Alister Doyle PlanetArk 14 Jul 10;
Some marine life thrives on oil bubbling up naturally from the seabed even though it cannot cope with giant single leaks like from BP's ruptured well in the Gulf of Mexico, experts say.
Natural seeps from thousands of spots from the Pacific Ocean to the North Sea account for about 45 percent of all oil entering the oceans in a typical year, according to the U.S. National Academy of Sciences. The rest is from leaks caused by people.
The little-understood seeps show that the oceans can absorb what is normally viewed as harmful pollution -- a host of microbes can eat oil and gas, especially light compounds such as gasoline, while finding thicker tars indigestible.
"You can sometimes see oil from seeps as slicks on the surface," said Arne Jernelov of the Institute for Futures Studies in Stockholm, who led a U.N. environmental study of a huge blowout on the Mexican Ixtoc 1 rig in 1979.
"But a large concentrated spill is a totally different thing...Nature cannot adapt," he said of BP's 85-day spill. Apart from being eaten by bacteria, oil can evaporate and is broken down by sunlight.
Environmentalists say that the existence of seeps should not be a backdoor justification for dumping oil in the seas that can kill creatures from turtles to pelicans.
"While these seeps can release large amounts of oil, the rate is usually very slow, which allows the surrounding ecosystems to adapt," environmental group Oceana said in a report. Other species are unable to adapt and die.
TRINIDAD
Jernelov estimates BP's leak, the worst in U.S. history, at 250,000 to 400,000 tonnes by early this month, compared with 140,000 tonnes leaking naturally every year from seeps in the seabed in the Gulf of Mexico alone.
On land, one of the biggest natural oil ponds is Trinidad's Pitch Lake -- English mariner Walter Raleigh used its pitch to caulk his ship in 1595.
On the seabed, seeps are often hard to locate, are intermittent and seem to seal themselves. Some oil companies use the presence of seeps as a guide to exploration. Oil from each deposit has a distinct chemical makeup.
"We've seen about 1 percent of the sea floor. When you start finding oil floating around you think it's from a tanker. But a significant amount comes from below," said Martin Hovland, an expert on seeps at the University of Bergen in Norway.

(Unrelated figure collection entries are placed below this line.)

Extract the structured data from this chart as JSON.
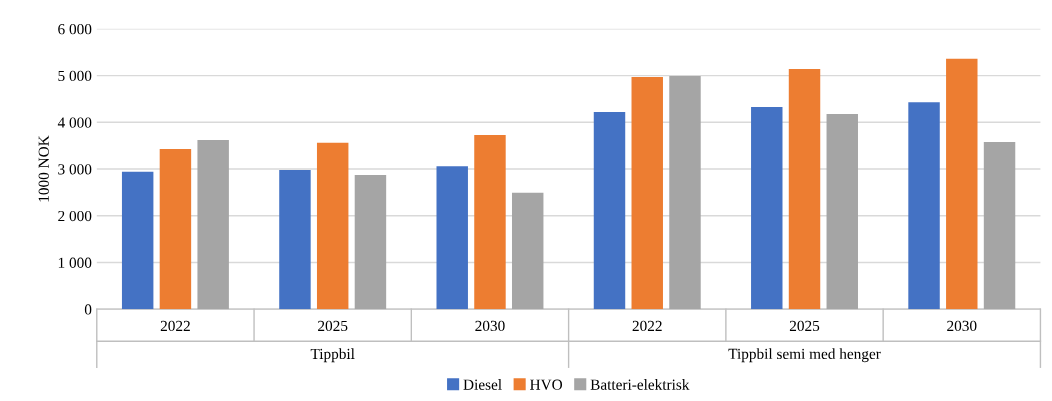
{
  "chart_data": {
    "type": "bar",
    "ylabel": "1000 NOK",
    "categories": [
      "2022",
      "2025",
      "2030",
      "2022",
      "2025",
      "2030"
    ],
    "annotations": [
      "Tippbil",
      "Tippbil semi med henger"
    ],
    "series": [
      {
        "name": "Diesel",
        "color": "#4472c4",
        "values": [
          2940,
          2980,
          3060,
          4220,
          4330,
          4430
        ]
      },
      {
        "name": "HVO",
        "color": "#ed7d31",
        "values": [
          3430,
          3560,
          3730,
          4970,
          5140,
          5360
        ]
      },
      {
        "name": "Batteri-elektrisk",
        "color": "#a5a5a5",
        "values": [
          3620,
          2870,
          2490,
          4990,
          4180,
          3580
        ]
      }
    ],
    "ylim": [
      0,
      6000
    ],
    "yticks": [
      0,
      {
        "value": 1000,
        "label": "1 000"
      },
      {
        "value": 2000,
        "label": "2 000"
      },
      {
        "value": 3000,
        "label": "3 000"
      },
      {
        "value": 4000,
        "label": "4 000"
      },
      {
        "value": 5000,
        "label": "5 000"
      },
      {
        "value": 6000,
        "label": "6 000"
      }
    ],
    "grid": "y",
    "legend": "bottom"
  }
}
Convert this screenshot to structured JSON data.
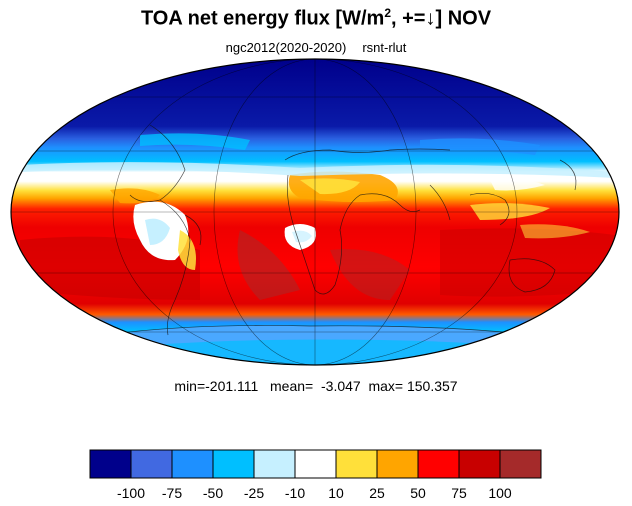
{
  "title": {
    "main": "TOA net energy flux  [W/m",
    "sup": "2",
    "after_sup": ", +=",
    "arrow": "↓",
    "month": "] NOV"
  },
  "subtitle": {
    "model": "ngc2012(2020-2020)",
    "variable": "rsnt-rlut"
  },
  "stats": {
    "min": "min=-201.111",
    "mean": "mean=  -3.047",
    "max": "max= 150.357"
  },
  "colorbar": {
    "colors": [
      "#00008b",
      "#4169e1",
      "#1e90ff",
      "#00bfff",
      "#c6f0ff",
      "#ffffff",
      "#ffe03a",
      "#ffa500",
      "#ff0000",
      "#c80000",
      "#a52a2a"
    ],
    "labels": [
      "-100",
      "-75",
      "-50",
      "-25",
      "-10",
      "10",
      "25",
      "50",
      "75",
      "100"
    ]
  }
}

He said late Norwegian explorer Thor Heyerdahl was probably wrong to blame human pollution for oil spotted in mid-Atlantic from his Ra raft in 1969 and 1970. The oil, some encrusted with barnacles and algae, may well have been from a natural seep.
And Hovland said seeps might be far more important in the food chain than believed, perhaps drawing humpback whales to the Guaymas Basin in the Gulf of California where thick mats of bacteria and other organisms carpet the seabed near seeps.

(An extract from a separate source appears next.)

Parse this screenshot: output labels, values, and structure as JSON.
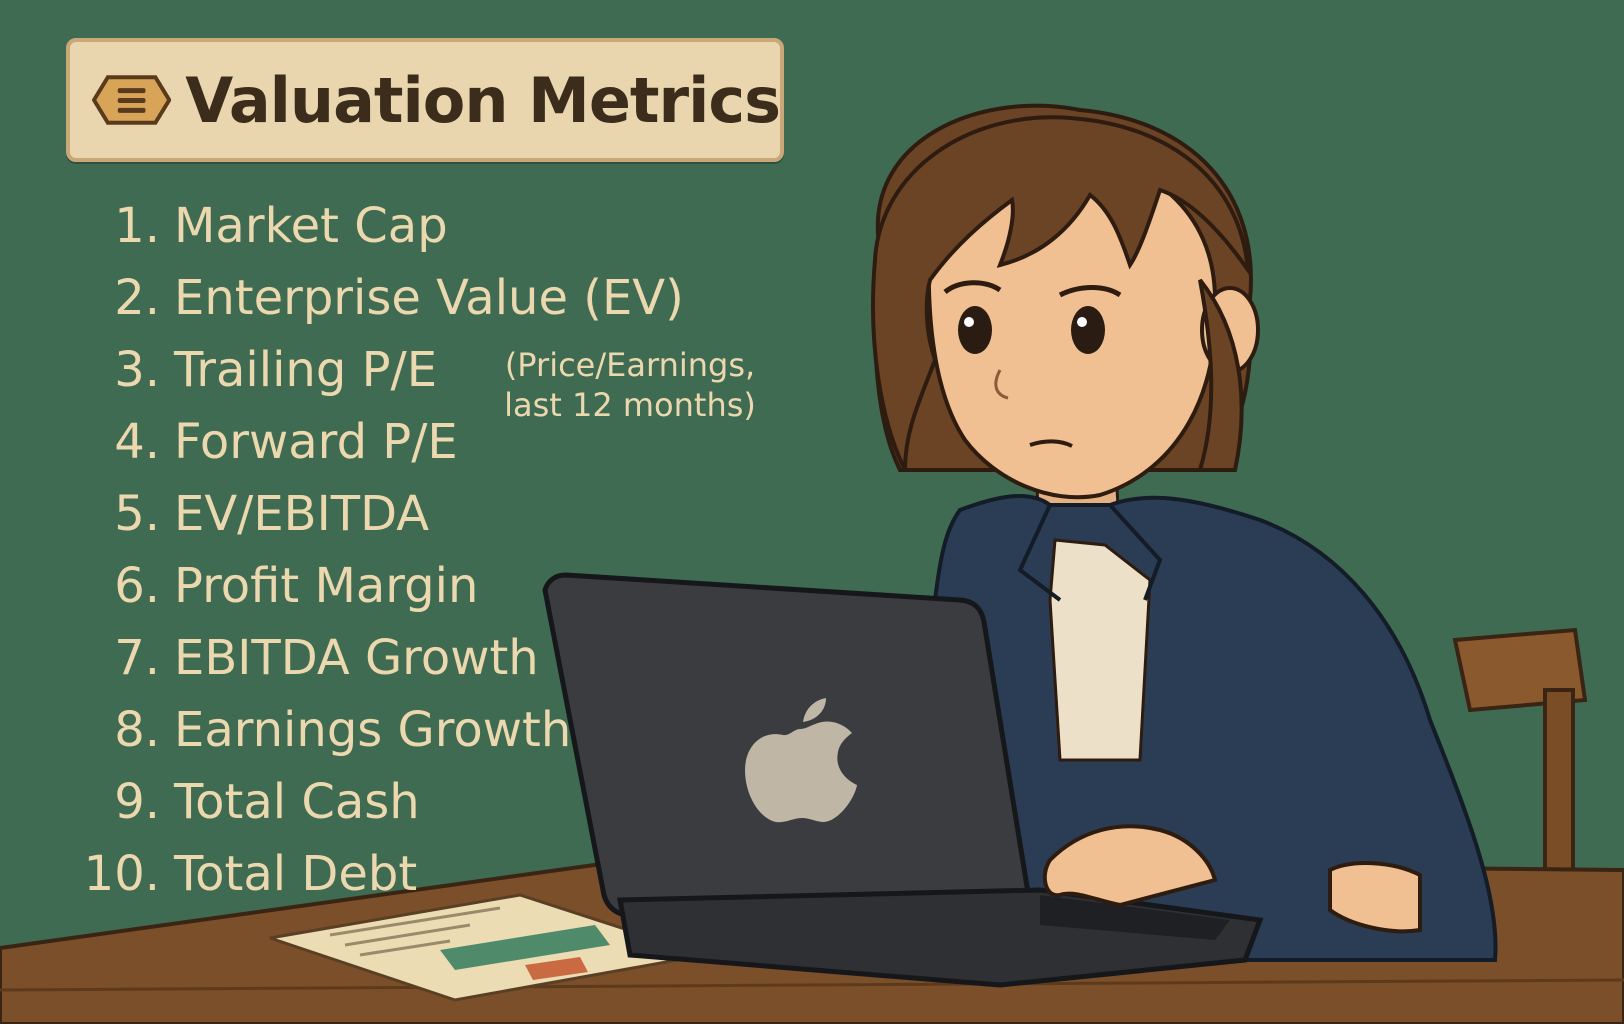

Seeps might also explain why the North Sea, rich in oil and gas, has more fish than the nearby Irish Sea, he said.
The latest U.S. National Academy of Sciences estimates, in a 2003 study, say seeps account for 600,000 tonnes of oil out of a total 1.3 million tonnes entering the oceans yearly. Leaks from human production, transport and consumption account for about 700,000 tonnes a year.